Ah, the holiday season. A time for sharing, gratitude, concern for your fellow man, and time spent making memories with loved ones that will last a lifetime. No wonder so many people love the holiday season, yet others can hardly even bear to endure it. The Western world has added an innovation to the holiday season that has nothing to do with a Savior or gratitude or new beginnings; shopping. Year after year the shopping season seems to start earlier and earlier. No longer are people starting their shopping at midnight on Black Friday but rather skipping out on Thanksgiving dinner all together to try and catch the sales. The sacred is out and commercialized consumerism is in, but could it be an illness that is affecting those partaking in it?

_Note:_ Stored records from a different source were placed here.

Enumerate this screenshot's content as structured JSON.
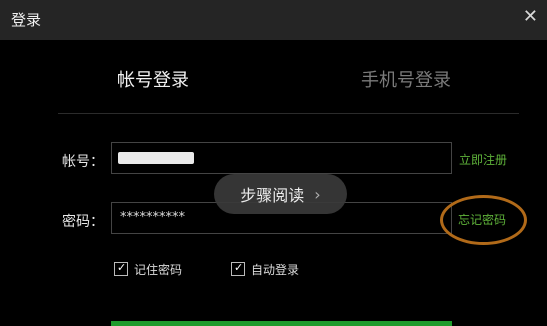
{
  "window": {
    "title": "登录",
    "close_symbol": "✕"
  },
  "tabs": [
    {
      "label": "帐号登录",
      "active": true
    },
    {
      "label": "手机号登录",
      "active": false
    }
  ],
  "form": {
    "account_label": "帐号：",
    "account_value": "",
    "password_label": "密码：",
    "password_value": "**********",
    "register_link": "立即注册",
    "forgot_link": "忘记密码"
  },
  "options": {
    "remember_label": "记住密码",
    "remember_checked": true,
    "auto_login_label": "自动登录",
    "auto_login_checked": true,
    "checkmark": "✓"
  },
  "overlay": {
    "label": "步骤阅读",
    "arrow": "›"
  },
  "colors": {
    "accent_green": "#5fb33a",
    "button_green": "#1e9b2c",
    "annotation_orange": "#b16a19",
    "titlebar": "#252525",
    "background": "#000000"
  }
}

According to Wikipedia the word affluenza is a painful, contagious, socially transmitted condition of overload, debt, anxiety and waste resulting from the dogged pursuit of more. The symptoms of affluenza are shopping fever, chronic stress, hyper commercialism, fractured families, and global infection, not to mention the fattening of the pockets of the high-ups of corporations. The relationship between prosperity and stress is possession overload and that most prosperous countries seem also to be the most stressful.

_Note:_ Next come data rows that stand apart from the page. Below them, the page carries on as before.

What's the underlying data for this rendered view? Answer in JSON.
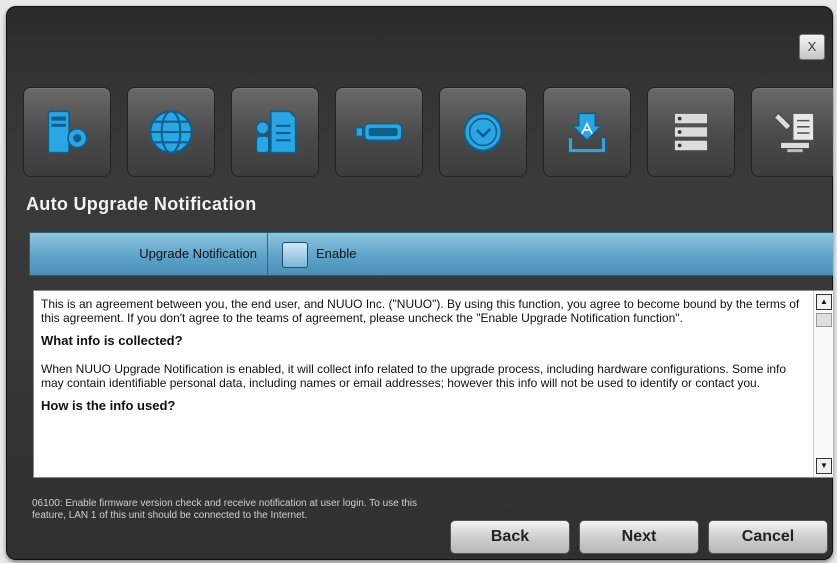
{
  "window": {
    "close_label": "X"
  },
  "toolbar": {
    "icons": [
      {
        "name": "server-camera-icon"
      },
      {
        "name": "globe-icon"
      },
      {
        "name": "user-document-icon"
      },
      {
        "name": "storage-drive-icon"
      },
      {
        "name": "clock-icon"
      },
      {
        "name": "upgrade-download-icon"
      },
      {
        "name": "server-list-icon"
      },
      {
        "name": "tools-icon"
      }
    ]
  },
  "section": {
    "title": "Auto Upgrade Notification"
  },
  "setting": {
    "label": "Upgrade Notification",
    "checkbox_label": "Enable",
    "checked": false
  },
  "agreement": {
    "intro": "This is an agreement between you, the end user, and NUUO Inc. (\"NUUO\"). By using this function, you agree to become bound by the terms of this agreement. If you don't agree to the teams of agreement, please uncheck the \"Enable Upgrade Notification function\".",
    "heading1": "What info is collected?",
    "body1": "When NUUO Upgrade Notification is enabled, it will collect info related to the upgrade process, including hardware configurations. Some info may contain identifiable personal data, including names or email addresses; however this info will not be used to identify or contact you.",
    "heading2": "How is the info used?"
  },
  "footer": {
    "note": "06100: Enable firmware version check and receive notification at user login. To use this feature, LAN 1 of this unit should be connected to the Internet.",
    "back_label": "Back",
    "next_label": "Next",
    "cancel_label": "Cancel"
  },
  "colors": {
    "accent": "#29a3e0",
    "bar": "#5ea3c9"
  }
}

Advertising influences our lives and buying habits by telling us we can meet our nonmaterial needs through material ends and this usually starts in childhood. Such advertising is hyper-produced during and just before the shopping season. We are a society that is preoccupied with material things at the expense of our children. Most Americans are in an immense amount of debt, as well as the country as a whole. The more material objects a family has the more space they need and the less quality time they actually spend with each other. Not to mention that holidays such as Christmas and Hanukkah, which have traditions of gift giving, are turned into completely commercialized ritualism of what “I want” in disregard to what less fortunate individuals actually need.

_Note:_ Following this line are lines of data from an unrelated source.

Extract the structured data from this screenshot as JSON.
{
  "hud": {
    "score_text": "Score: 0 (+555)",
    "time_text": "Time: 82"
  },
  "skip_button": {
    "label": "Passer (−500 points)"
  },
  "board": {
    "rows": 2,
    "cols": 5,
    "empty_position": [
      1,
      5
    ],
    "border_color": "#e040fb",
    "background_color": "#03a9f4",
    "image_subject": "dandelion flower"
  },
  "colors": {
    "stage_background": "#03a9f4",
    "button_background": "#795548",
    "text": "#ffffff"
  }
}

Affluenza only widens the gap between the rich and the poor because the rich buy and easily discard items whereas the poor struggle to obtain items for their basic needs. Resource exhaustion is an almost complete depletion of resources and the only thing we can do about it is to adjust to simple living and use less. Simple and conscious living is also a cure and prevention for affluenza. Many are calling for a complete buying blackout from November 24th to January 31st, other than essential living items, as a way to protest not only consumerism but many other social injustices currently taking place.